To gain further insight into the regulatory role of the T2D/GT SNPs, we examined the recently published open chromatin map in pancreatic islets33 for overlap with the susceptibility variants. In particular, we sought to identify islet-selective open chromatin sites with islet-specific effects on target transcripts. This open chromatin map identified 340 genes with islet-selective open chromatin in the TSS or gene body. Only four transcripts near T2D/GT SNPs (namely, these transcripts are SLC30A8 [MIM 611145], ABCC8 [MIM 600509], FAM148A [MIM 610343], and G6PC2 [MIM 608058]) overlap this list; this number is no more than what is expected by chance (p = 0.38, Fisher’s exact test).
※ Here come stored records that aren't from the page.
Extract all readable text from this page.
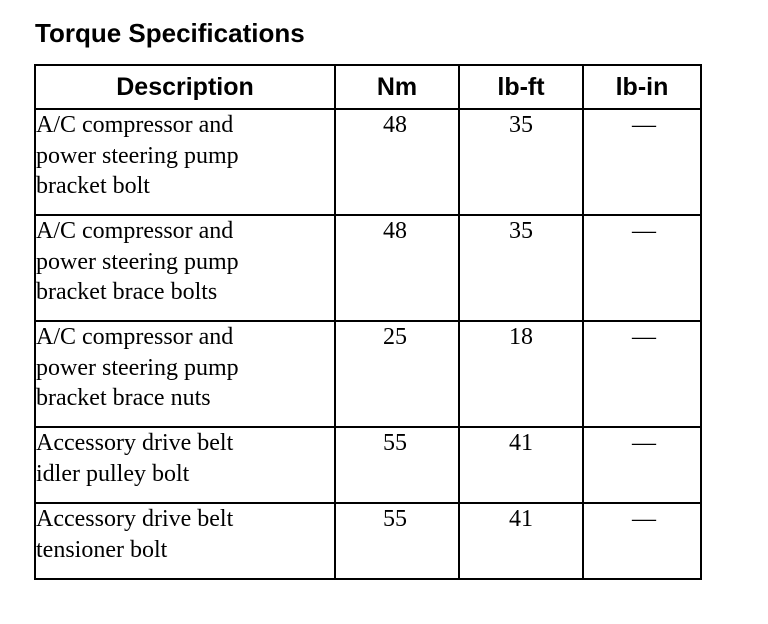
Torque Specifications
Description	Nm	lb-ft	lb-in
A/C compressor and
power steering pump
bracket bolt	48	35	—
A/C compressor and
power steering pump
bracket brace bolts	48	35	—
A/C compressor and
power steering pump
bracket brace nuts	25	18	—
Accessory drive belt
idler pulley bolt	55	41	—
Accessory drive belt
tensioner bolt	55	41	—
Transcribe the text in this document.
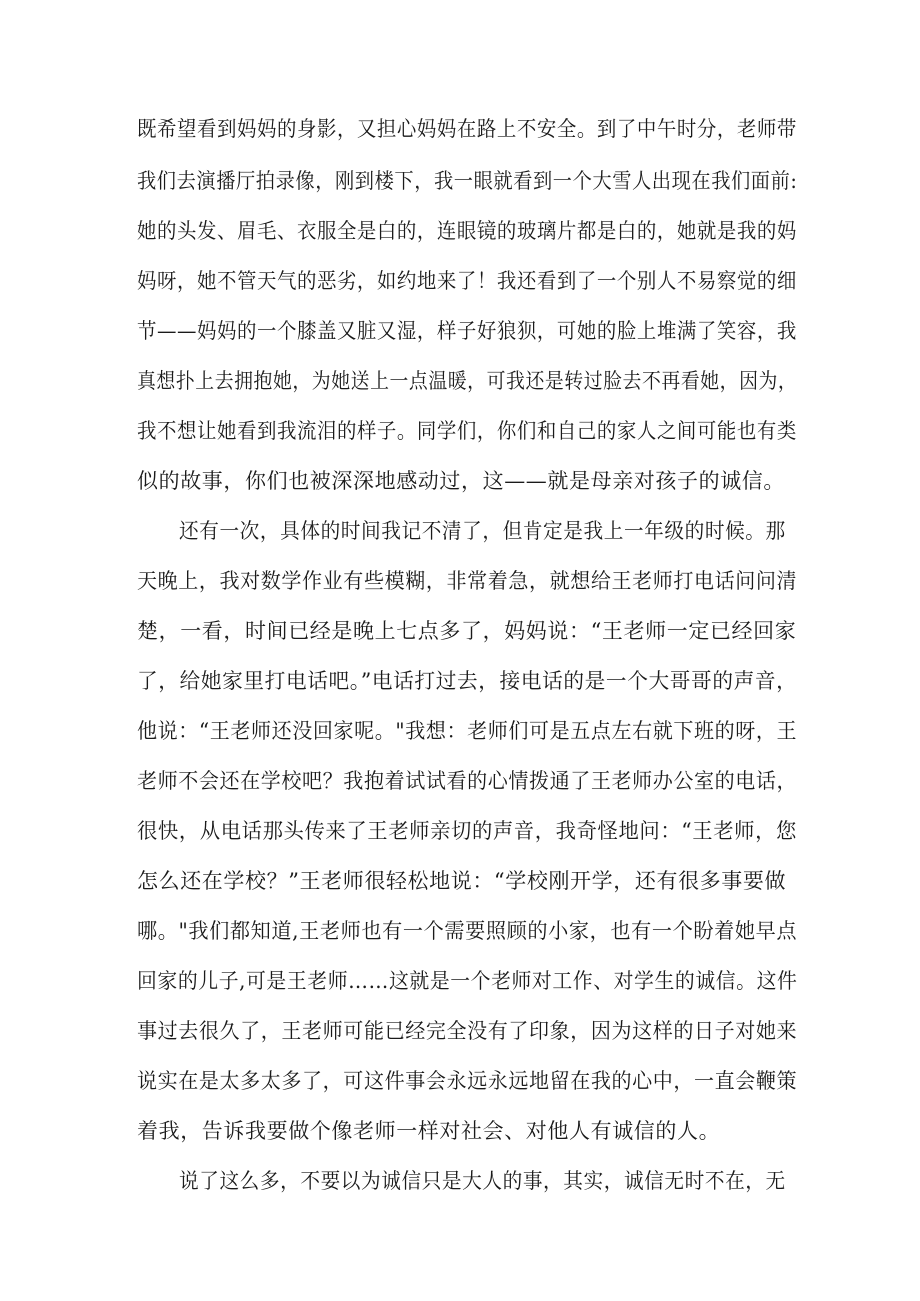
既希望看到妈妈的身影，又担心妈妈在路上不安全。到了中午时分，老师带
我们去演播厅拍录像，刚到楼下，我一眼就看到一个大雪人出现在我们面前:
她的头发、眉毛、衣服全是白的，连眼镜的玻璃片都是白的，她就是我的妈
妈呀，她不管天气的恶劣，如约地来了！我还看到了一个别人不易察觉的细
节——妈妈的一个膝盖又脏又湿，样子好狼狈，可她的脸上堆满了笑容，我
真想扑上去拥抱她，为她送上一点温暖，可我还是转过脸去不再看她，因为，
我不想让她看到我流泪的样子。同学们，你们和自己的家人之间可能也有类
似的故事，你们也被深深地感动过，这——就是母亲对孩子的诚信。
还有一次，具体的时间我记不清了，但肯定是我上一年级的时候。那
天晚上，我对数学作业有些模糊，非常着急，就想给王老师打电话问问清
楚，一看，时间已经是晚上七点多了，妈妈说：“王老师一定已经回家
了，给她家里打电话吧。”电话打过去，接电话的是一个大哥哥的声音，
他说：“王老师还没回家呢。"我想：老师们可是五点左右就下班的呀，王
老师不会还在学校吧？我抱着试试看的心情拨通了王老师办公室的电话，
很快，从电话那头传来了王老师亲切的声音，我奇怪地问：“王老师，您
怎么还在学校？”王老师很轻松地说：“学校刚开学，还有很多事要做
哪。"我们都知道,王老师也有一个需要照顾的小家，也有一个盼着她早点
回家的儿子,可是王老师……这就是一个老师对工作、对学生的诚信。这件
事过去很久了，王老师可能已经完全没有了印象，因为这样的日子对她来
说实在是太多太多了，可这件事会永远永远地留在我的心中，一直会鞭策
着我，告诉我要做个像老师一样对社会、对他人有诚信的人。
说了这么多，不要以为诚信只是大人的事，其实，诚信无时不在，无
We then analyzed the most detailed transcriptome map of pancreatic β-cells to date34 from studies of human pancreatic islet samples and microarray analyses of purified rat beta cells, alpha cells, and INS-1 cells. This map identified 940 genes specific to pancreatic islets, of which 324 are likely to be primarily expressed in β-cells.34 Interestingly, only 11 of the 183 transcripts near T2D/GT SNPs overlap this list, and this number is no more than what is expected by chance (p = 0.24, Fisher’s exact test).

Taken together, these findings from studies of pancreatic islets support the paucity of cis eQTLs among T2D/GT SNPs observed in other diabetes-relevant tissues.

T2D- and Glucose-Homeostasis-Trait-Associated SNPs Converge on Trans Genes that Are Associated with Insulin Sensitivity

We sought to test the hypothesis that multiple replicated T2D/GT SNPs, as putative trans eQTLs, converged on the same downstream transcripts that were significantly associated with insulin sensitivity (FDR < 0.05). We found rs4607103 (on chromosome 3) and rs7754840 (on chromosome 6) were both trans associated with GPAM, a gene that is involved in triacylglycerol and phospholipid synthesis and that was significantly associated with insulin sensitivity in adipose in our data set. In adipose, the SNPs rs1552224 (on chromosome 11) and rs1801282 (on chromosome 3) were both trans associated with PHF20L1, which was a transcript differentially expressed between insulin-sensitive and insulin-resistant individuals. We found the SNPs rs13081389 (on chromosome 3) and rs243021 (on chromosome 2) implicated the insulin-sensitivity-associated adipose transcript TTC7B.35

The Observed eQTL Enrichment to Top GWAS Signals Is Generalizable in Independent T2D GWASs

Because the number of well-replicated T2D and glucose-homeostasis-associated SNPs evaluated above represented a limited set, we asked more generally whether SNPs that were ranked at the top for association with T2D but that were not necessarily replicated were also enriched for eQTLs from adipose and muscle. Using the Wellcome Trust Case Control study,29 we tested whether the SNPs ranked at the top for association with T2D (n = 1,000) showed an excess for trans eQTLs and, separately, for cis eQTLs. As in the case of T2D/GT SNPs, neither trans eQTLs nor cis eQTLs in transformed lymphocytes were highly enriched (enrichment p > 0.05) among the top associations with T2D. In contrast, trans associations with transcripts (as putative eQTLs) were enriched among the top associations in both adipose and muscle in comparison to expectations. Consistent with our earlier findings on the 68 T2D/GT SNPs, cis eQTLs showed no enrichment among the top associations. Figure 2 shows, for each tissue, quantile-quantile (Q-Q) plots that demonstrate, relative to expectation, an excess of trans-regulatory variation and a paucity of cis eQTLs among the top associations with T2D. Similarly, Figure S1 shows, for each tissue, the Q-Q plots for the distributions of p values for the trans and cis associations with transcripts differentially expressed between insulin-sensitive and insulin-resistant individuals for the top SNP associations with T2D.

Figure 2.

Figure 2

Top T2D SNPs Are Enriched for trans Regulatory Variation

For each tissue, quantile-quantile (Q-Q) plots show, relative to expectation, an excess of trans-regulatory variation and a paucity of cis eQTLs among the top associations with T2D in the Wellcome Trust Case Control study. Adipose is shown on the left; muscle is shown on the right. Red (blue) indicates the distribution of p values for all trans (cis, respectively) associations with transcript levels for the top associations with T2D. The x axis is the expected –log10(p value), and the y axis is the observed –log10(p value).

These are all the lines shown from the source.